A cidade não era feita de concretos, mas de uma névoa espessa,
um catafalco invisível onde os vivos e os mortos permutavam segredos
sem importância, sob a luz doentia dos postes da Glicério.
Eu os via passar.
Brasileiros que não eram brasileiros, mas simulacros luminosos,
fantasmas que roubavam o tempo das repartições públicas
e o gastavam mastigando com jambo envenenado nas sombras do Taquaral.
Eram todos detetives, eu sabia.
Detetives sem distintivo, sem caso, sem pista,
investigando a própria aniquilação nos banheiros da Estação Cultura,
procurando o manuscrito perdido de um poeta que morreu de tuberculose
antes de aprender a rimar saudade com saco de lixo.
Nas esquinas mais escuras, perto da Catedral,
elas montavam guarda. Putas travestis com perucas de neon
e olhos que já tinham visto o fim do mundo três vezes antes do amanhecer.

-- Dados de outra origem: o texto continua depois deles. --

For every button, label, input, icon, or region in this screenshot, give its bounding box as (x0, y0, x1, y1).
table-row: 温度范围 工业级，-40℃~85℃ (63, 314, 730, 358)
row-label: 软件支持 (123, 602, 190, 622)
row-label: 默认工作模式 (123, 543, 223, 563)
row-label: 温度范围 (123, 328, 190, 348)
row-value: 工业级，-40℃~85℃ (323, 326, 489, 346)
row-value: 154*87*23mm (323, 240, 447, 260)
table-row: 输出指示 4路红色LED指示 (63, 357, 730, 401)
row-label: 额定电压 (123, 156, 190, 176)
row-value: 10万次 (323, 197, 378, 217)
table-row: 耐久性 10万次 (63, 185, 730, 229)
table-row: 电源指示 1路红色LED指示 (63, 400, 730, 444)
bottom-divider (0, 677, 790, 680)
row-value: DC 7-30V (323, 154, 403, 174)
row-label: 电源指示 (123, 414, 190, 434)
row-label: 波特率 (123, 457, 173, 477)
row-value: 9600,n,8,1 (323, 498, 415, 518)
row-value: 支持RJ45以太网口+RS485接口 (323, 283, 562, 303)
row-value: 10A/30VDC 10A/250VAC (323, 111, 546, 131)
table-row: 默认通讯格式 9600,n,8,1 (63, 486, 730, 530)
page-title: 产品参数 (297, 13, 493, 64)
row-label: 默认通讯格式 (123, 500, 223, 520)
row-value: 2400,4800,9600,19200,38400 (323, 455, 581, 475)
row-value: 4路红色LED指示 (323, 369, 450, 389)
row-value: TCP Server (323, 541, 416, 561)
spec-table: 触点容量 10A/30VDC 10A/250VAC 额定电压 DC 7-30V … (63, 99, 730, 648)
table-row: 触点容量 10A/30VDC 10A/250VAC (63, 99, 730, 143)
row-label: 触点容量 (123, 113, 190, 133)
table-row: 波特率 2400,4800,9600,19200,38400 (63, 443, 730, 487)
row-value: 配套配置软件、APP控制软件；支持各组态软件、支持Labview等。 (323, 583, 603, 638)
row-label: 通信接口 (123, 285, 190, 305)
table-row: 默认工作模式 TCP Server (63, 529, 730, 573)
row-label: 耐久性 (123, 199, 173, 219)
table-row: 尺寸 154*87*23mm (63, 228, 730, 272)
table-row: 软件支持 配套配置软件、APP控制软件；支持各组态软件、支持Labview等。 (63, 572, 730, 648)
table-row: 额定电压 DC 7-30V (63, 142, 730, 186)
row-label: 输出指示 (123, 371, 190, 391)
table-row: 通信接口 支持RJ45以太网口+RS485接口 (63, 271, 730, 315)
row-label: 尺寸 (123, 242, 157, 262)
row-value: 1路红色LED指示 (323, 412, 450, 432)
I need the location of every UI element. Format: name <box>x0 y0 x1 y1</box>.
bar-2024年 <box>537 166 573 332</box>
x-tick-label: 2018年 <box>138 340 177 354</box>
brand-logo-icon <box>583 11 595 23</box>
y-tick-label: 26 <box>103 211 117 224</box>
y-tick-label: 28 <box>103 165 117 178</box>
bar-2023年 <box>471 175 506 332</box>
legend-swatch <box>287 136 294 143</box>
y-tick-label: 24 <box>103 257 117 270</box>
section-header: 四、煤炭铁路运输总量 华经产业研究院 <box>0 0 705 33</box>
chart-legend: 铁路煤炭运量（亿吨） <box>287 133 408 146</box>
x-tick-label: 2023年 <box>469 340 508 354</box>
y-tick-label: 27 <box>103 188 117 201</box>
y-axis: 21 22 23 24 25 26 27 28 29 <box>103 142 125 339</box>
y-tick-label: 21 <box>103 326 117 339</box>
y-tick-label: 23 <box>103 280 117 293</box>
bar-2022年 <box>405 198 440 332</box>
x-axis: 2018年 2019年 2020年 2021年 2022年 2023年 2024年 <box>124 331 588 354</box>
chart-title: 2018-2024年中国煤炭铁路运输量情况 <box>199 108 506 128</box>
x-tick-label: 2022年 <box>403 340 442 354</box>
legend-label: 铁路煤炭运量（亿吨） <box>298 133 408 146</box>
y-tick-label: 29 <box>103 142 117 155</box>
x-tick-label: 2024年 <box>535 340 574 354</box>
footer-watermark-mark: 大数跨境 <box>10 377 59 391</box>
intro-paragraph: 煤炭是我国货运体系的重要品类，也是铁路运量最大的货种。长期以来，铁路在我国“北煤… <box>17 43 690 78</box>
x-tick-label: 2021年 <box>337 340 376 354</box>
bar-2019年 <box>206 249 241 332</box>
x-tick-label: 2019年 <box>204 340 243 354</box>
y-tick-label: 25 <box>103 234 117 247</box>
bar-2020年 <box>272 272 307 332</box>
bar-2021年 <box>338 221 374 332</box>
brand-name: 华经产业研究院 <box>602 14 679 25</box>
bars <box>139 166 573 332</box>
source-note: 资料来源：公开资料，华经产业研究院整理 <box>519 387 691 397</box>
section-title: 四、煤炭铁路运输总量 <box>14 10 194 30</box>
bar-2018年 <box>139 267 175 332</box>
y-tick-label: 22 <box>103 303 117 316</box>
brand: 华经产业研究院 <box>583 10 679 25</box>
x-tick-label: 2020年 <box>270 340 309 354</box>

Eram as rainhas daquele império de sucata,
suas vozes roucas eram o único hino nacional que eu reconhecia,
um canto de guerra e de derrota, misturado com o cheiro de diesel
e perfume vagabundo importado do Paraguai.
Elas me olhavam e sorriam, um sorriso de lâmina,
sabendo que eu também era um deles, um fugitivo
da literatura oficial, um desertor da realidade burguesa.
E ali, no meio daquele naufrágio coletivo,
na rotatória do balão do Castelo onde os carros giravam como bêbados,
eu me sentia vivo.
Terrivelmente vivo, como um rato que sobrevive à dedetização
ou como um poema que se recusa a ser queimado.
Era uma vitalidade obscena, visceral, uma febre que me consumia
e me suspendia acima do abismo da Barão de Jaguara.
Campinas era a minha pista de dança e o meu matadouro,
e eu continuava andando, míope e obstinado,
entre fantasmas e detetives, sob o céu de chumbo que sabe a cobre.